It’s Hard to Keep a Good Mother Down
Posted by honestpoet on February 23, 2007
One of the purposes a blog can serve is to allow people to vent. So, please, allow me.
Argh. My body has been invaded by microbes, and right now victory is not exactly clear (I exaggerate). Actually, several weeks ago, that was the case, but this time I just have a cold.
So I’m not in fear of involuntarily abandoning my family at this point, just really frustrated. Because after battling a double-whammy cipro-resistant (thanks to anthrax-paranoid people overusing that heretofore-effective antibiotic) bacterial infection for two months, the home and garden have fallen into disrepair, and I was really psyched about getting out there on this beautiful day and really making change.
And instead I’ve lain in bed most of the morning, waiting for the Nyquil that I finally agreed to take in the wee hours (I hate that sort of medicine) to wear off. It has, but I still feel queasy (one of the symptoms of the cold both my daughter and husband are getting over, caused by massive post-nasal drip; yes, I have a belly full of snot) and not really up to digging in the dirt.
But I have accomplished the most important thing on my to-do list, and I’ll have to satisfy myself with that. And I am so glad: I finally got my best friend to schedule an appointment with her oncologist to plan her next round of chemo.
She’s been in denial. We found out she had stage-3 cervical cancer a few weeks before last Christmas. Her first round of chemo was rough, as they all are, though she didn’t lose her hair (not all of the agents do that).
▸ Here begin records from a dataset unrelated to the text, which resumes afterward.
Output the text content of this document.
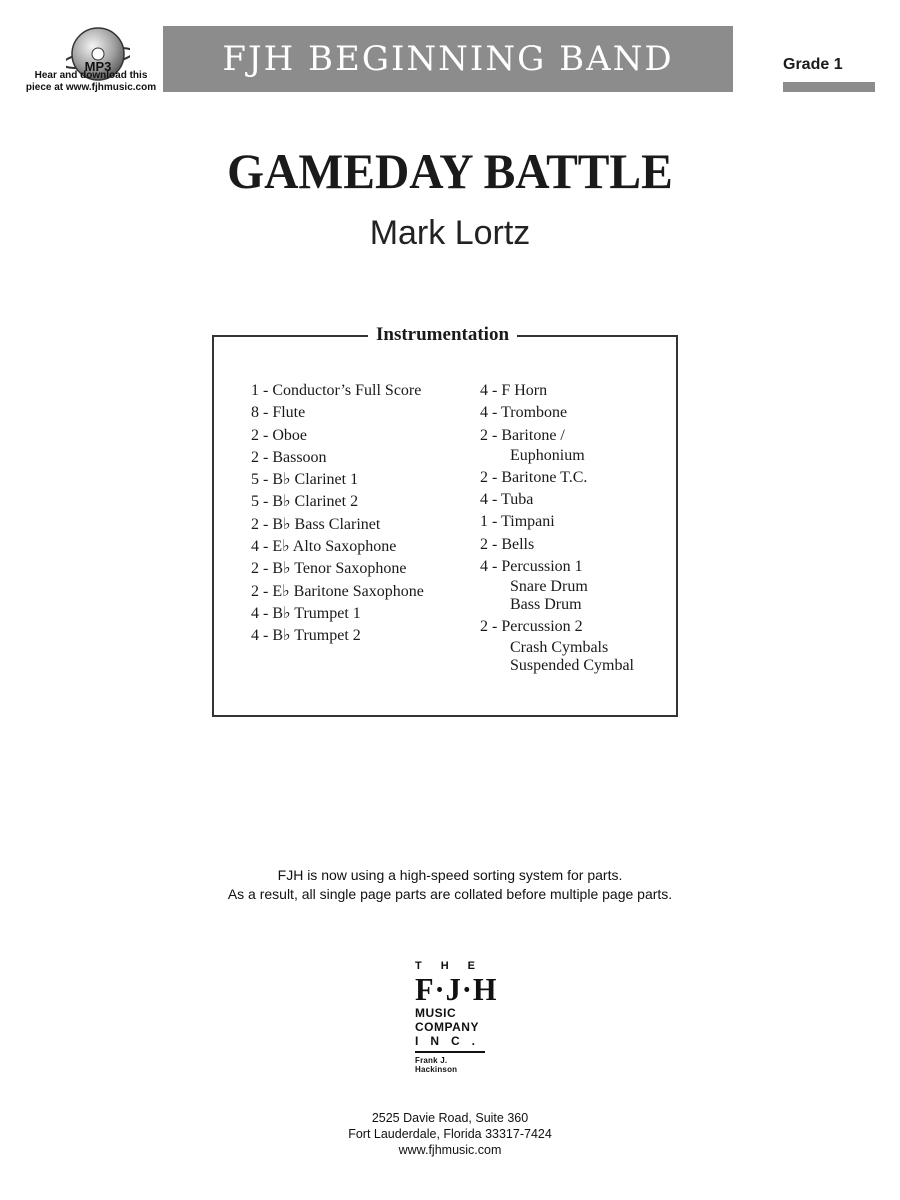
MP3
Hear and download this
piece at www.fjhmusic.com
FJH BEGINNING BAND	Grade 1
GAMEDAY BATTLE
Mark Lortz
Instrumentation
1 - Conductor’s Full Score
8 - Flute
2 - Oboe
2 - Bassoon
5 - B♭ Clarinet 1
5 - B♭ Clarinet 2
2 - B♭ Bass Clarinet
4 - E♭ Alto Saxophone
2 - B♭ Tenor Saxophone
2 - E♭ Baritone Saxophone
4 - B♭ Trumpet 1
4 - B♭ Trumpet 2
4 - F Horn
4 - Trombone
2 - Baritone /
Euphonium
2 - Baritone T.C.
4 - Tuba
1 - Timpani
2 - Bells
4 - Percussion 1
Snare Drum
Bass Drum
2 - Percussion 2
Crash Cymbals
Suspended Cymbal
FJH is now using a high-speed sorting system for parts.
As a result, all single page parts are collated before multiple page parts.
THE
F·J·H
MUSIC
COMPANY
INC.
Frank J. Hackinson
2525 Davie Road, Suite 360
Fort Lauderdale, Florida 33317-7424
www.fjhmusic.com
But the final radiological treatment, which involved her being on her back, in pain, in a lead-lined room, in a panic, with capsules of radioactive material stuffed up her hoo-hoo, for three days, was absolute torture. She had one of those sadistic doctors who seem to hate their patients. He denied her the medicine that my husband had prescribed for her to help her with the pain and panic, and then, at the end of all this, the doctor removed the capsules and gauze, which had fused to the walls of her vagina, with no anesthetic and no lubrication. She couldn’t help but scream. The nurses were aghast at the doctor’s cruelty. I’m not sure she went through with the complaint we urged her to file. I hope she did.
That was about six months ago. Since then she’s gained a nice bit of weight back. She’s been strong enough to start the next round of chemo (with a different agent…unfortunately, the mass was reduced by less than 50%) for a few months, but she’s been avoiding it. She feels well enough, but she’s got a little boy (my godson) who’s about to turn 3, and she’s been having fun planning his party and looking for presents. She’d rather not be out of commission again. It was hard on both of them.
Chemo is absolutely no fun. Not to mention sometimes it’s as deadly as the cancer. If I believed in the power of prayer I’d write a moving email and send it around the world. Or ask you, dear reader, to ask that allegedly benevolent being to heal her, or at least not kill her, yet. But I don’t. I believe in something much more effective: the power of will. I trust in the power of her mind over her body (since I know they’re not actually separate). She’s defied the odds before. She was supposed to have been dead years ago, from leukemia. But she fought that, and she’ll fight this, too, just like I fought death when it came for me. She’s got a very good reason to live. Like me, she’s got some very important work to do.